Twelve-month CPI inflation rose from 0.4% in February to 0.7% in March, with the February outturn triggering the exchange of open letters between the Governor and the Chancellor published alongside this monetary policy announcement. The weakness of recent CPI outturns has largely reflected the direct and indirect effects of Covid on the economy. As has been the case in recent MPC forecasts, inflation is projected to rise to close to the target in the near term as some of those effects fade. In the central projection, CPI inflation rises temporarily above the 2% target towards the end of 2021, owing mainly to developments in energy prices. These transitory developments should have few direct implications for inflation over the medium term, however. In the central projection, conditioned on the market path for interest rates, inflation returns to around 2% in the medium term.
The outlook for the economy, and particularly the relative movement in demand and supply, remains uncertain. It continues to depend on the evolution of the pandemic, measures taken to protect public health, and how households, businesses and financial markets respond to these developments.
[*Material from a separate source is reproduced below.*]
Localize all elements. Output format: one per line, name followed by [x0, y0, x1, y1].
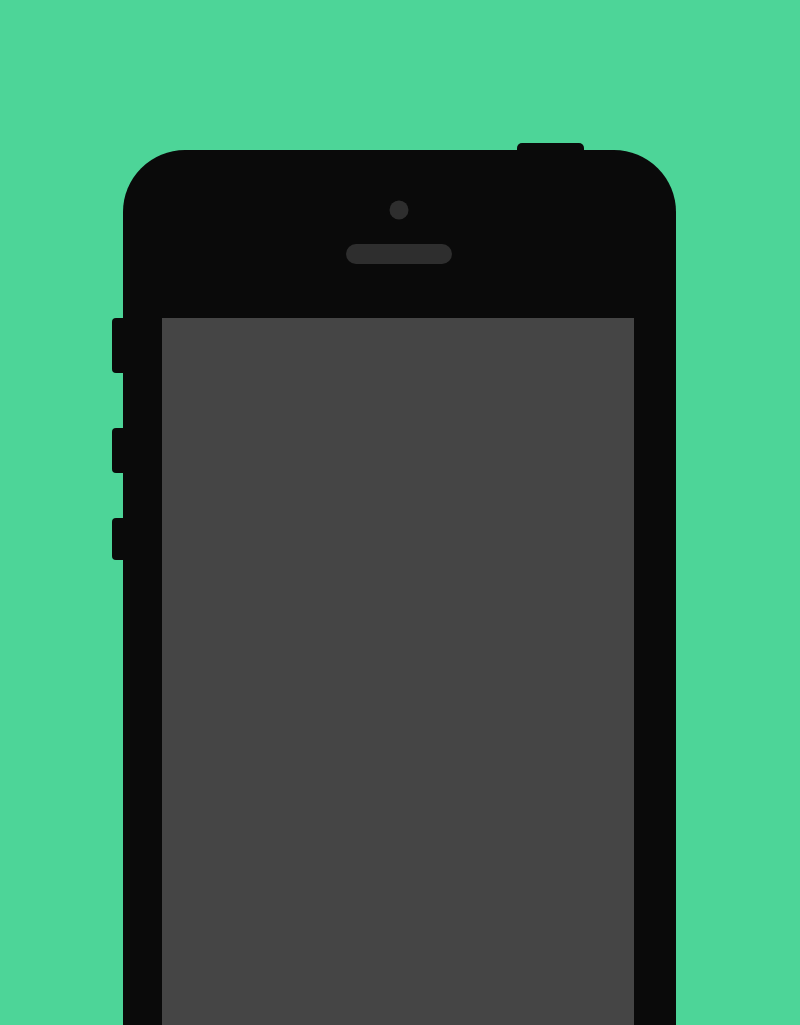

In the central projections of the MPC’s May Report, the economy experiences a temporary period of strong GDP growth and a temporary period of modestly above-target CPI inflation, after which growth and inflation fall back, with inflation around the target two and three years ahead. In judging the appropriate stance of monetary policy, the Committee will, consistent with its policy guidance and as always, focus on the medium-term prospects for inflation, including the balance between demand and supply, rather than factors that are likely to be transient.
The MPC will continue to monitor the situation closely and will take whatever action is necessary to achieve its remit. The Committee does not intend to tighten monetary policy at least until there is clear evidence that significant progress is being made in eliminating spare capacity and achieving the 2% inflation target sustainably.
At this meeting, the Committee judged that the existing stance of monetary policy remained appropriate.